As someone who has taken on the pandemic uniform of sweatpants, slippers, and unwashed hair, Bridgerton is the perfect escapist show. The beautiful, sparkling gowns and carefully constructed hairstyles remind me of the fun of dressing up for social events and meeting new people. The show’s 19th century setting is particularly entertaining and convincing because of its adherence to 19th century social conventions (as far as I’m aware of them).

            From the costumes to the dialogue to the social rules that control the lives of the characters, these conventions provide some structure and consistency to the show. For example, the young women in the show carry “dance cards” to the balls, which their potential partners must write their names on to secure a dance that night. The suitors come to the women’s homes, bringing flowers and gifts to express their interest. The whole process of proposals, engagements, and weddings also follow 19th century customs and are organized by the couples’ parents. These customs, while antiquated and often sexist, create opportunities for drama — who is dancing with whom, what gifts do the suitors bring and whom are they visiting, how and when are the weddings arranged? In this way, the conventions in Bridgerton are the template upon which the excitement of the show builds. They might not be the most obviously important part of Bridgerton, but the conventions of the social season guide the events of the characters’ lives.

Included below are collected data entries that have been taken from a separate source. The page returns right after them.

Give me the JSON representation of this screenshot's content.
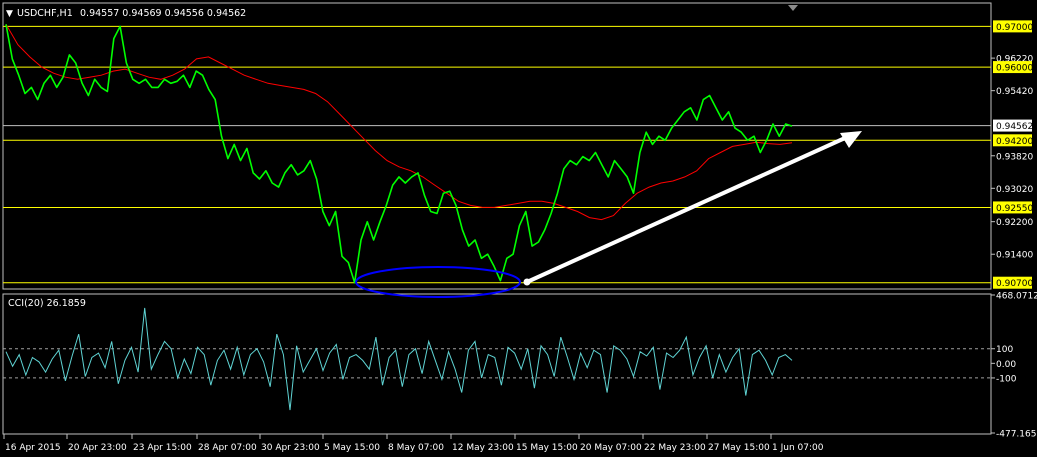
{
  "colors": {
    "background": "#000000",
    "frame": "#c0c0c0",
    "price": "#00ff00",
    "moving_average": "#ff0000",
    "level_line": "#ffff00",
    "current_line": "#c0c0c0",
    "label_fill": "#ffff00",
    "current_label_fill": "#ffffff",
    "cci": "#5fd3d3",
    "cci_level": "#a0a0a0",
    "text": "#ffffff",
    "ellipse": "#0000ff",
    "arrow": "#ffffff"
  },
  "header": {
    "symbol": "USDCHF,H1",
    "ohlc": "0.94557 0.94569 0.94556 0.94562"
  },
  "cci_header": "CCI(20) 26.1859",
  "chart_data": [
    {
      "type": "line",
      "name": "USDCHF,H1 price",
      "ylim": [
        0.9057,
        0.9755
      ],
      "y_ticks": [
        "0.97000",
        "0.96220",
        "0.96000",
        "0.95420",
        "0.94562",
        "0.94200",
        "0.93820",
        "0.93020",
        "0.92550",
        "0.92200",
        "0.91400",
        "0.90700"
      ],
      "x_ticks": [
        "16 Apr 2015",
        "20 Apr 23:00",
        "23 Apr 15:00",
        "28 Apr 07:00",
        "30 Apr 23:00",
        "5 May 15:00",
        "8 May 07:00",
        "12 May 23:00",
        "15 May 15:00",
        "20 May 07:00",
        "22 May 23:00",
        "27 May 15:00",
        "1 Jun 07:00"
      ],
      "horizontal_levels": [
        0.97,
        0.96,
        0.942,
        0.9255,
        0.907
      ],
      "current_price": 0.94562,
      "series": [
        {
          "values": [
            0.9705,
            0.962,
            0.958,
            0.9535,
            0.955,
            0.952,
            0.956,
            0.958,
            0.955,
            0.9575,
            0.963,
            0.961,
            0.956,
            0.953,
            0.957,
            0.955,
            0.954,
            0.967,
            0.97,
            0.961,
            0.957,
            0.956,
            0.957,
            0.955,
            0.955,
            0.957,
            0.956,
            0.9565,
            0.958,
            0.955,
            0.959,
            0.958,
            0.9545,
            0.952,
            0.943,
            0.9375,
            0.941,
            0.937,
            0.94,
            0.934,
            0.9325,
            0.9345,
            0.9315,
            0.9305,
            0.934,
            0.936,
            0.9335,
            0.9345,
            0.937,
            0.9325,
            0.9245,
            0.921,
            0.9245,
            0.9135,
            0.912,
            0.907,
            0.9175,
            0.922,
            0.9175,
            0.922,
            0.926,
            0.931,
            0.933,
            0.9315,
            0.933,
            0.934,
            0.9285,
            0.9245,
            0.924,
            0.929,
            0.9295,
            0.926,
            0.92,
            0.916,
            0.9175,
            0.913,
            0.914,
            0.911,
            0.9075,
            0.913,
            0.914,
            0.921,
            0.9245,
            0.916,
            0.917,
            0.92,
            0.924,
            0.929,
            0.935,
            0.937,
            0.936,
            0.938,
            0.937,
            0.939,
            0.936,
            0.933,
            0.937,
            0.935,
            0.933,
            0.929,
            0.939,
            0.944,
            0.941,
            0.943,
            0.942,
            0.945,
            0.947,
            0.949,
            0.95,
            0.947,
            0.952,
            0.953,
            0.95,
            0.947,
            0.949,
            0.945,
            0.944,
            0.942,
            0.943,
            0.939,
            0.942,
            0.946,
            0.943,
            0.946,
            0.9455
          ]
        },
        {
          "values": [
            0.9705,
            0.9655,
            0.9625,
            0.96,
            0.9585,
            0.9575,
            0.957,
            0.9575,
            0.958,
            0.959,
            0.9595,
            0.9585,
            0.9575,
            0.957,
            0.958,
            0.9595,
            0.962,
            0.9625,
            0.961,
            0.9595,
            0.958,
            0.957,
            0.956,
            0.9555,
            0.955,
            0.9545,
            0.9535,
            0.9515,
            0.9485,
            0.9455,
            0.9425,
            0.9395,
            0.937,
            0.9355,
            0.9345,
            0.933,
            0.931,
            0.929,
            0.927,
            0.926,
            0.9255,
            0.9255,
            0.926,
            0.9265,
            0.927,
            0.927,
            0.9265,
            0.9255,
            0.9245,
            0.923,
            0.9225,
            0.9235,
            0.9265,
            0.929,
            0.9305,
            0.9315,
            0.932,
            0.933,
            0.9345,
            0.9375,
            0.939,
            0.9405,
            0.941,
            0.9415,
            0.9412,
            0.941,
            0.9414
          ]
        }
      ]
    },
    {
      "type": "line",
      "name": "CCI(20)",
      "ylim": [
        -477.1659,
        468.0712
      ],
      "y_ticks": [
        "468.0712",
        "100",
        "0.00",
        "-100",
        "-477.1659"
      ],
      "levels": [
        100,
        0,
        -100
      ],
      "values": [
        80,
        -20,
        60,
        -80,
        40,
        10,
        -60,
        30,
        90,
        -120,
        50,
        200,
        -90,
        40,
        70,
        -30,
        150,
        -140,
        20,
        110,
        -60,
        380,
        -40,
        60,
        150,
        100,
        -100,
        30,
        -70,
        110,
        60,
        -150,
        20,
        90,
        -40,
        110,
        -80,
        60,
        100,
        10,
        -160,
        200,
        60,
        -320,
        120,
        -60,
        20,
        100,
        -50,
        70,
        130,
        -110,
        40,
        60,
        20,
        -40,
        180,
        -150,
        40,
        90,
        -160,
        60,
        100,
        -70,
        150,
        20,
        -110,
        80,
        -40,
        -200,
        90,
        150,
        -100,
        60,
        40,
        -150,
        110,
        70,
        -40,
        100,
        -170,
        120,
        60,
        -90,
        180,
        40,
        -110,
        70,
        -30,
        90,
        60,
        -200,
        120,
        90,
        30,
        -90,
        80,
        50,
        110,
        -180,
        70,
        40,
        90,
        180,
        -80,
        40,
        120,
        -100,
        60,
        -60,
        40,
        100,
        -220,
        60,
        90,
        20,
        -80,
        40,
        60,
        20
      ]
    }
  ],
  "annotations": {
    "ellipse_label": "",
    "arrow_label": ""
  }
}
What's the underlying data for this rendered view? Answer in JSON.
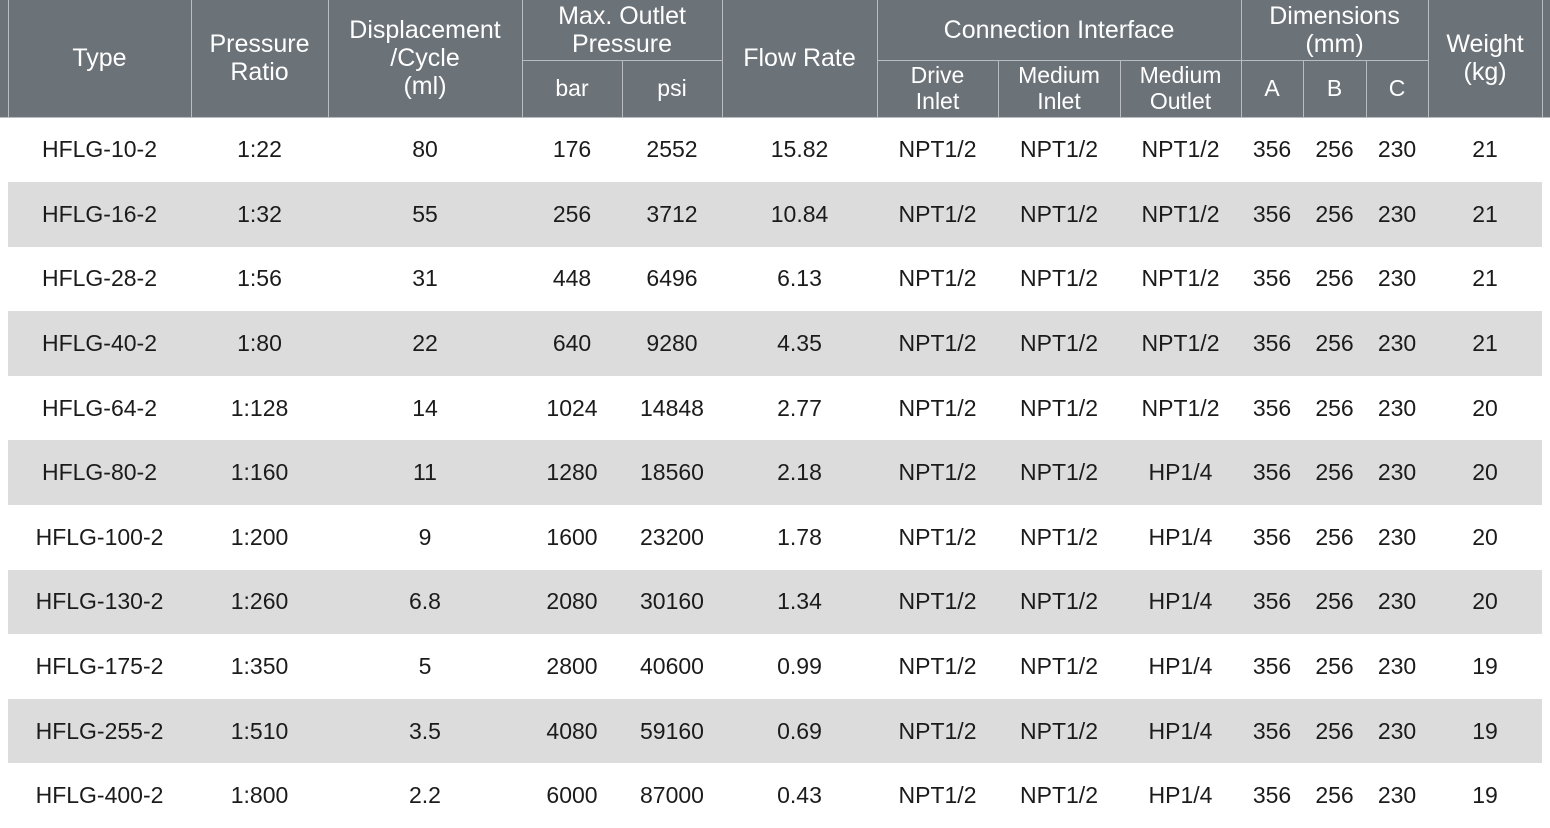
{
  "table": {
    "header": {
      "type": "Type",
      "pressure_ratio": "Pressure\nRatio",
      "pressure_ratio_l1": "Pressure",
      "pressure_ratio_l2": "Ratio",
      "displacement_l1": "Displacement",
      "displacement_l2": "/Cycle",
      "displacement_l3": "(ml)",
      "max_outlet_pressure_l1": "Max. Outlet",
      "max_outlet_pressure_l2": "Pressure",
      "bar": "bar",
      "psi": "psi",
      "flow_rate": "Flow Rate",
      "connection_interface": "Connection Interface",
      "drive_inlet_l1": "Drive",
      "drive_inlet_l2": "Inlet",
      "medium_inlet_l1": "Medium",
      "medium_inlet_l2": "Inlet",
      "medium_outlet_l1": "Medium",
      "medium_outlet_l2": "Outlet",
      "dimensions_l1": "Dimensions",
      "dimensions_l2": "(mm)",
      "dim_a": "A",
      "dim_b": "B",
      "dim_c": "C",
      "weight_l1": "Weight",
      "weight_l2": "(kg)"
    },
    "colors": {
      "header_bg": "#6b7278",
      "header_text": "#ffffff",
      "header_rule": "#b9bdc1",
      "row_alt_bg": "#dcdcdc",
      "row_bg": "#ffffff",
      "body_text": "#1b1b1b"
    },
    "rows": [
      {
        "type": "HFLG-10-2",
        "pressure_ratio": "1:22",
        "displacement": "80",
        "bar": "176",
        "psi": "2552",
        "flow_rate": "15.82",
        "drive_inlet": "NPT1/2",
        "medium_inlet": "NPT1/2",
        "medium_outlet": "NPT1/2",
        "a": "356",
        "b": "256",
        "c": "230",
        "weight": "21"
      },
      {
        "type": "HFLG-16-2",
        "pressure_ratio": "1:32",
        "displacement": "55",
        "bar": "256",
        "psi": "3712",
        "flow_rate": "10.84",
        "drive_inlet": "NPT1/2",
        "medium_inlet": "NPT1/2",
        "medium_outlet": "NPT1/2",
        "a": "356",
        "b": "256",
        "c": "230",
        "weight": "21"
      },
      {
        "type": "HFLG-28-2",
        "pressure_ratio": "1:56",
        "displacement": "31",
        "bar": "448",
        "psi": "6496",
        "flow_rate": "6.13",
        "drive_inlet": "NPT1/2",
        "medium_inlet": "NPT1/2",
        "medium_outlet": "NPT1/2",
        "a": "356",
        "b": "256",
        "c": "230",
        "weight": "21"
      },
      {
        "type": "HFLG-40-2",
        "pressure_ratio": "1:80",
        "displacement": "22",
        "bar": "640",
        "psi": "9280",
        "flow_rate": "4.35",
        "drive_inlet": "NPT1/2",
        "medium_inlet": "NPT1/2",
        "medium_outlet": "NPT1/2",
        "a": "356",
        "b": "256",
        "c": "230",
        "weight": "21"
      },
      {
        "type": "HFLG-64-2",
        "pressure_ratio": "1:128",
        "displacement": "14",
        "bar": "1024",
        "psi": "14848",
        "flow_rate": "2.77",
        "drive_inlet": "NPT1/2",
        "medium_inlet": "NPT1/2",
        "medium_outlet": "NPT1/2",
        "a": "356",
        "b": "256",
        "c": "230",
        "weight": "20"
      },
      {
        "type": "HFLG-80-2",
        "pressure_ratio": "1:160",
        "displacement": "11",
        "bar": "1280",
        "psi": "18560",
        "flow_rate": "2.18",
        "drive_inlet": "NPT1/2",
        "medium_inlet": "NPT1/2",
        "medium_outlet": "HP1/4",
        "a": "356",
        "b": "256",
        "c": "230",
        "weight": "20"
      },
      {
        "type": "HFLG-100-2",
        "pressure_ratio": "1:200",
        "displacement": "9",
        "bar": "1600",
        "psi": "23200",
        "flow_rate": "1.78",
        "drive_inlet": "NPT1/2",
        "medium_inlet": "NPT1/2",
        "medium_outlet": "HP1/4",
        "a": "356",
        "b": "256",
        "c": "230",
        "weight": "20"
      },
      {
        "type": "HFLG-130-2",
        "pressure_ratio": "1:260",
        "displacement": "6.8",
        "bar": "2080",
        "psi": "30160",
        "flow_rate": "1.34",
        "drive_inlet": "NPT1/2",
        "medium_inlet": "NPT1/2",
        "medium_outlet": "HP1/4",
        "a": "356",
        "b": "256",
        "c": "230",
        "weight": "20"
      },
      {
        "type": "HFLG-175-2",
        "pressure_ratio": "1:350",
        "displacement": "5",
        "bar": "2800",
        "psi": "40600",
        "flow_rate": "0.99",
        "drive_inlet": "NPT1/2",
        "medium_inlet": "NPT1/2",
        "medium_outlet": "HP1/4",
        "a": "356",
        "b": "256",
        "c": "230",
        "weight": "19"
      },
      {
        "type": "HFLG-255-2",
        "pressure_ratio": "1:510",
        "displacement": "3.5",
        "bar": "4080",
        "psi": "59160",
        "flow_rate": "0.69",
        "drive_inlet": "NPT1/2",
        "medium_inlet": "NPT1/2",
        "medium_outlet": "HP1/4",
        "a": "356",
        "b": "256",
        "c": "230",
        "weight": "19"
      },
      {
        "type": "HFLG-400-2",
        "pressure_ratio": "1:800",
        "displacement": "2.2",
        "bar": "6000",
        "psi": "87000",
        "flow_rate": "0.43",
        "drive_inlet": "NPT1/2",
        "medium_inlet": "NPT1/2",
        "medium_outlet": "HP1/4",
        "a": "356",
        "b": "256",
        "c": "230",
        "weight": "19"
      }
    ]
  }
}
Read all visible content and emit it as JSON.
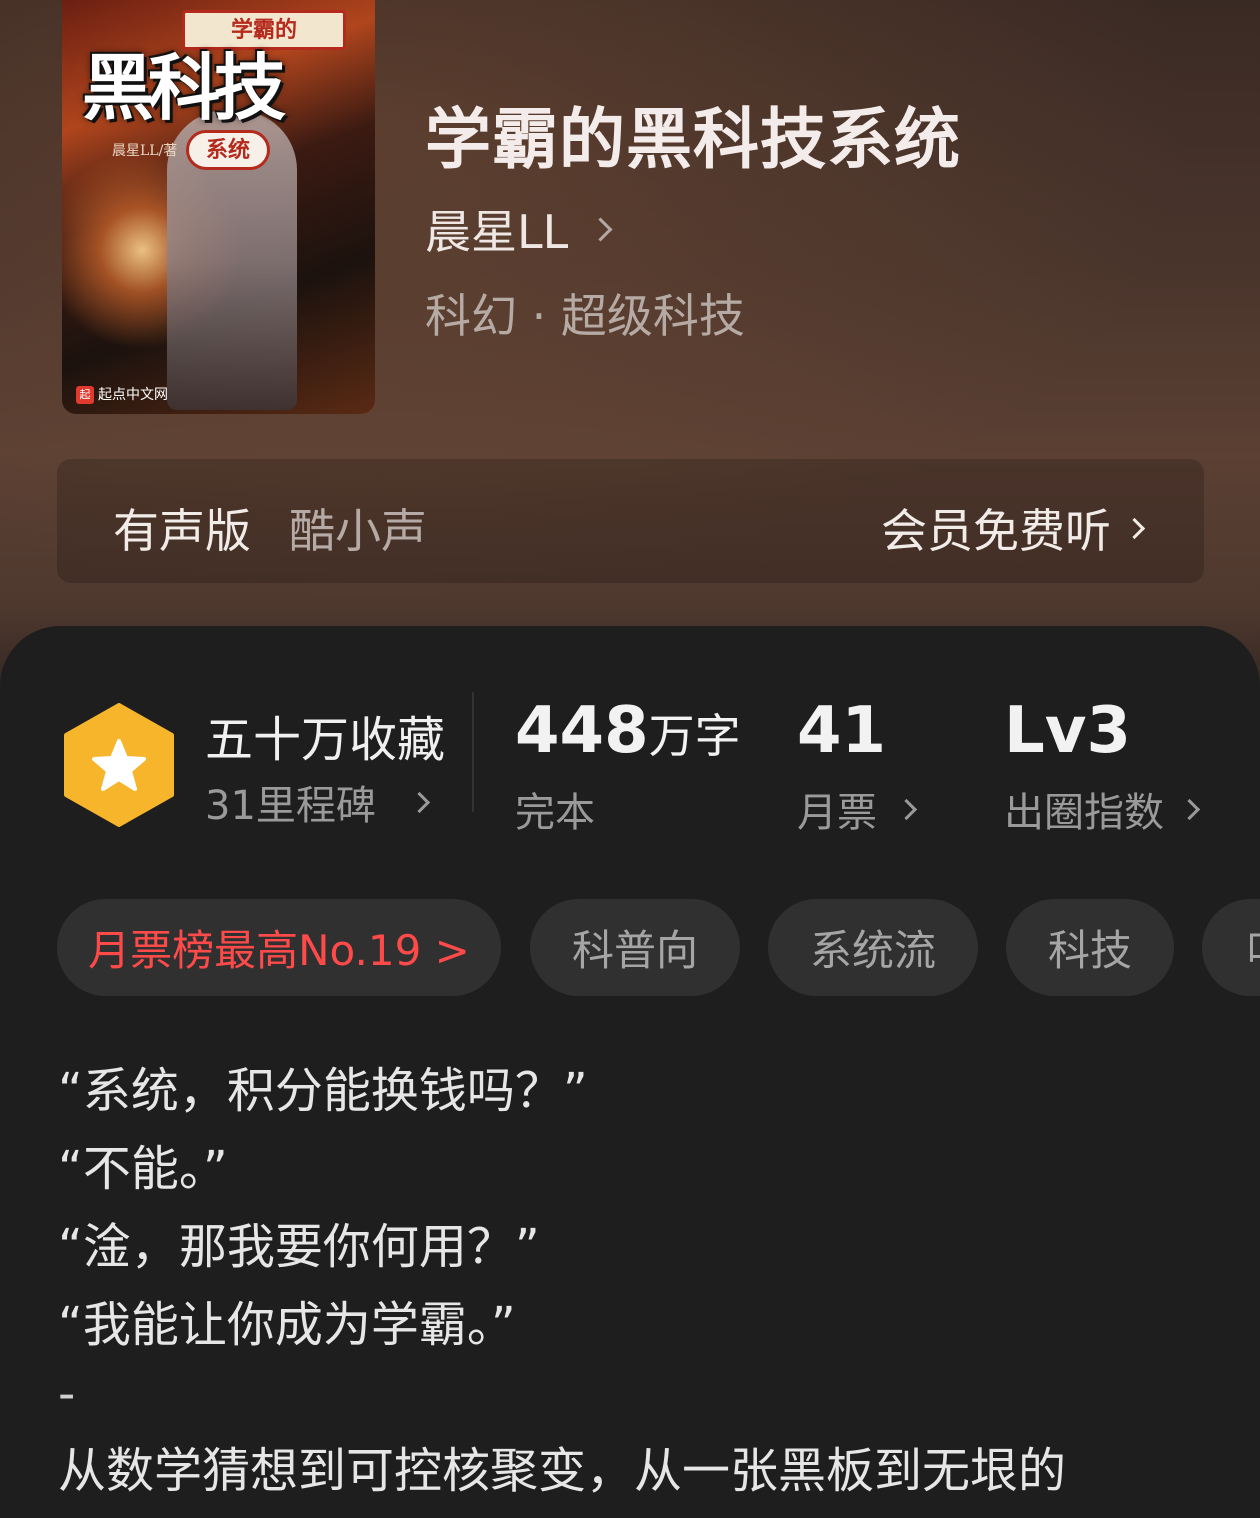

            Similarly, the conventions of a paper play an important role in guiding the writer, although they might not seem as vital as thesis, evidence, or analysis. Just as the different social events, customary language, clothing, and backdrops in Bridgerton must be historically accurate, the sections of a paper, the tone and voice, the formatting, and citation style must follow the discipline-specific conventions. A history paper that used APA citations or a scientific article without a detailed methods section would stick out like a scene in Bridgerton in which the costumes suddenly became skinny jeans and tank tops or the characters decided to meet each other on dating apps instead of in ballrooms. The conventions of a certain field might seem tedious or unnecessary, but a well-crafted paper and a well-crafted period piece must both be consistent in their customs.

            The next time you find yourself cursing the process of checking citations, confirming that you’re using the correct voice, or redoing your paper’s format, try thinking of yourself as the director of a period piece like Bridgerton, where the details make a difference. Ultimately, adherence to proper conventions make your paper consistent and ensure that all the important information gets to your reader.